The RBA Governor’s three takeaways are:
- The economy has been remarkably resilient;
- The link between the strength of the real economy and prices and wages remains alive; and
- The supply side matters for both economic activity and prices.
You could almost add, no one really knows, as a fourth point.
Unexpected change, like a new virulent COVID variant, or further lockdowns, could rewrite the forecasts. But, there is plenty of room for optimism.
What we have seen to date is that when there is an opportunity to rebound, to return to normal, the economy bounces back quickly and often much faster than anticipated. Afterall, health, not the economy, has been the catalyst for the crisis.

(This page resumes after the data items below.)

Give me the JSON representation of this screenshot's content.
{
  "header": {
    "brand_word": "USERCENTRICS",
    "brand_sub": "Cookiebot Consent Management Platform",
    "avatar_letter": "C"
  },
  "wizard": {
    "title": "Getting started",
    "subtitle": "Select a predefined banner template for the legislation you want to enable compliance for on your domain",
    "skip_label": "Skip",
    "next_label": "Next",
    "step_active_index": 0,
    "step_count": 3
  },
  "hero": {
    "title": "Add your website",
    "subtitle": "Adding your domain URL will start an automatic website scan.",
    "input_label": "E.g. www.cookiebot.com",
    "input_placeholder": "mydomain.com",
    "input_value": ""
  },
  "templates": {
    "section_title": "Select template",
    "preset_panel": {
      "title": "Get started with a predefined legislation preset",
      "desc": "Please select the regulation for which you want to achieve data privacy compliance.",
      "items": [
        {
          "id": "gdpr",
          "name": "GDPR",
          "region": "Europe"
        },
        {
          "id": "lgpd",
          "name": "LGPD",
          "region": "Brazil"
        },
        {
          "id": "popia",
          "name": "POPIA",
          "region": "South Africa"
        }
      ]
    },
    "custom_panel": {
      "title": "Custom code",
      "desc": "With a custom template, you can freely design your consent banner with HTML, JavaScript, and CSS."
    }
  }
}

When will interest rates rise?
During his National Press Club address, Mr Lowe was asked the question, “those people are now looking very carefully at your words, trying to read the tea leaves and work out what they do with their mortgages? You obviously can’t go to the RBA Governor looking for individual financial advice. But, if it was your mortgage, would you be scrambling for a fixed rate or sticking with a variable?”
His response, “… the advice that I would give to people is, make sure that you have buffers. Interest rates will go up. And the stronger the economy, the better progress on unemployment, the faster and the sooner the increase in interest rates will be. So, interest rates will go up.”
A rate increase by the RBA would be the first since November 2010. Westpac and AMP Capital are both forecasting the first increase to occur in August this year, then a second towards the end of 2022.
While the RBA might be taking a ‘steady as she goes’ approach, many lenders have already factored in increases as the international cost of funding increases. RateCity data shows that, “a total of 17 lenders have hiked fixed rates so far this year, but that number will rise and quickly” – Westpac increased its fixed rates at the end of January and the CBA and ING (for new customers only) at the start of February. But with households having accumulated more than $200 billion in additional savings over the past 2 years, the RBA is hopeful that any increase will dampen inflation pressures but not impinge on growth.